Coreanos pretendem importar de Santa Catarina, estado considerado livre da febre aftosa

Suínos confinados em granja na região Sul - Apu Gomes-25.mai.2010 / Folhapress
São Paulo | Reuters

 A Coreia do Sul deve abrir seu mercado para a carne suína do Brasil, com as negociações sendo fechadas nos próximos dias, informou nesta terça-feira o Ministério de Agricultura do Brasil, em nota.

Os coreanos pretendem importar a carne suína brasileira produzida em Santa Catarina, uma vez que o Estado é considerado livre da febre aftosa sem vacinação, o único a ter tal status sanitário no país.

A Coreia do Sul é um dos mercados mais almejados pelos exportadores, pelo preço que paga pela carne.

O ministério também disse na mesma nota que estão em fase final as negociações para a reabertura do mercado da Rússia para a carne suína brasileira, após as exportações brasileiras terem sido suspensas em dezembro de 2017, devido alegações da presença de aditivos em corte suínos.

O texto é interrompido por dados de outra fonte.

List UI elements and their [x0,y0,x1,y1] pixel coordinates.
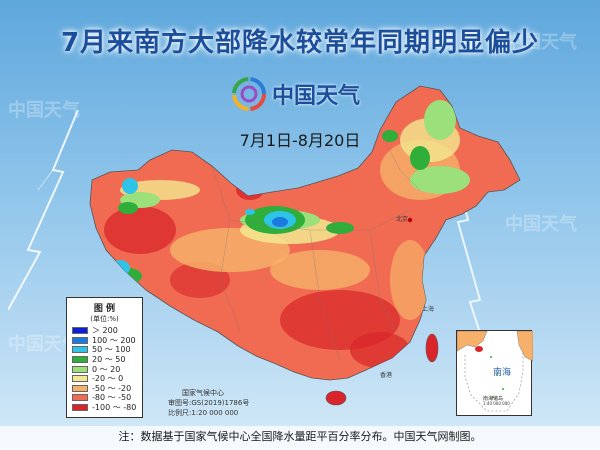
legend-label: -50 ～ -20 [92,383,132,393]
south-china-sea-inset: 南海 南海诸岛 1:40 000 000 [456,330,534,416]
legend-item: -100 ～ -80 [72,403,137,413]
inset-map [456,330,534,412]
legend-item: -20 ～ 0 [72,374,137,384]
legend-label: 50 ～ 100 [92,345,131,355]
legend-item: 100 ～ 200 [72,336,137,346]
legend-swatch [72,346,88,354]
lightning-bolt-left [8,110,79,310]
legend-swatch [72,365,88,373]
legend-item: -80 ～ -50 [72,393,137,403]
page-title: 7月来南方大部降水较常年同期明显偏少 [60,28,540,58]
beijing-marker [407,217,413,223]
producer-org: 国家气候中心 [182,389,224,397]
inset-sea-name: 南海 [493,368,512,378]
map-producer-info: 国家气候中心 审图号:GS(2019)1786号 比例尺:1:20 000 00… [168,388,249,418]
watermark: 中国天气 [505,214,577,235]
legend-title: 图 例 [93,304,116,314]
legend-item: ＞ 200 [72,326,137,336]
precipitation-anomaly-map [89,85,521,406]
legend-label: -20 ～ 0 [92,374,124,384]
legend-swatch [72,356,88,364]
legend-label: 0 ～ 20 [92,364,121,374]
logo-text: 中国天气 [272,84,361,109]
footnote: 注：数据基于国家气候中心全国降水量距平百分率分布。中国天气网制图。 [0,426,600,450]
watermark: 中国天气 [8,334,80,355]
legend: 图 例 (单位:%) ＞ 200 100 ～ 200 50 ～ 100 20 ～ 50… [66,297,143,418]
legend-swatch [72,375,88,383]
city-label: 上海 [422,306,435,313]
legend-item: 0 ～ 20 [72,364,137,374]
legend-label: 20 ～ 50 [92,355,126,365]
hainan-island [325,390,347,406]
legend-swatch [72,394,88,402]
legend-label: ＞ 200 [92,326,118,336]
date-range: 7月1日-8月20日 [239,131,361,150]
inset-islands-label: 南海诸岛 [483,396,504,402]
legend-label: -100 ～ -80 [92,403,137,413]
inset-scale: 1:40 000 000 [483,401,510,406]
legend-item: 20 ～ 50 [72,355,137,365]
legend-item: 50 ～ 100 [72,345,137,355]
watermark: 中国天气 [8,100,80,121]
review-number: 审图号:GS(2019)1786号 [168,399,250,407]
watermark: 中国天气 [505,32,577,53]
legend-label: 100 ～ 200 [92,335,136,345]
legend-item: -50 ～ -20 [72,384,137,394]
legend-swatch [72,384,88,392]
china-weather-logo-icon [232,77,266,111]
taiwan-island [425,333,439,363]
legend-label: -80 ～ -50 [92,393,132,403]
legend-swatch [72,404,88,412]
map-scale: 比例尺:1:20 000 000 [168,409,239,417]
logo: 中国天气 [232,76,360,112]
legend-swatch [72,327,88,335]
city-label: 北京 [396,216,409,223]
legend-subtitle: (单位:%) [90,315,119,323]
city-label: 香港 [380,372,393,379]
legend-swatch [72,336,88,344]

Uma reunião entre as autoridades sanitárias brasileiras e russas está marcada para 24 de abril. A Rússia é um dos principais mercados para a carne suína do Brasil.

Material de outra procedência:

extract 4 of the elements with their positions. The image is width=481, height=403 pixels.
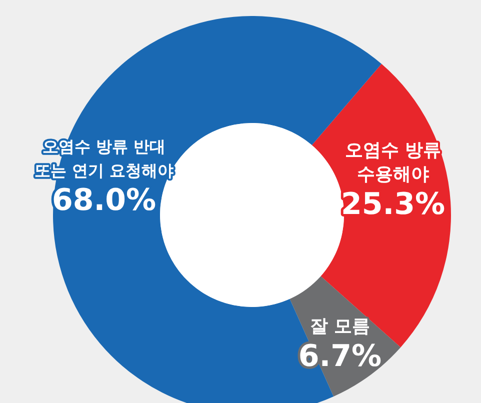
data-label: 68.0% [52, 183, 156, 218]
slice-label: 잘 모름 [310, 316, 370, 337]
slice-label: 오염수 방류 수용해야 [344, 140, 442, 185]
data-label: 25.3% [340, 187, 446, 222]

Além disso, espera-se um crescimento na exportação de carne bovina, suína e de aves, para a China, com vinda da "tão esperada missão da China, para ampliação do número de plantas frigoríficas autorizadas à embarcarem todos os tipos de carnes aquele país", acrescentou o ministro da Agricultura, Blairo Maggi, no mesmo comunicado.

Por fim, a Indonésia deverá ser um novo mercado para a carne bovina do Brasil, com uma missão técnica indonésia visitando frigoríficos no país nesta semana, durante a fase final de negociações.

O Brasil é o maior exportador global de carne bovina e de frango e está entre os maiores fornecedores de carne suína.

A Marfrig comprou, em 9 de abril, a fatia da National Beef e se tornou 2ª maior empresa de carne no mundo. Um dos objetivos era abrir o mercado japonês e coreano. A National Beef exporta para 40 países, incluindo Japão e Coreia do Sul, mercados hoje fechados às exportações de carne brasileira.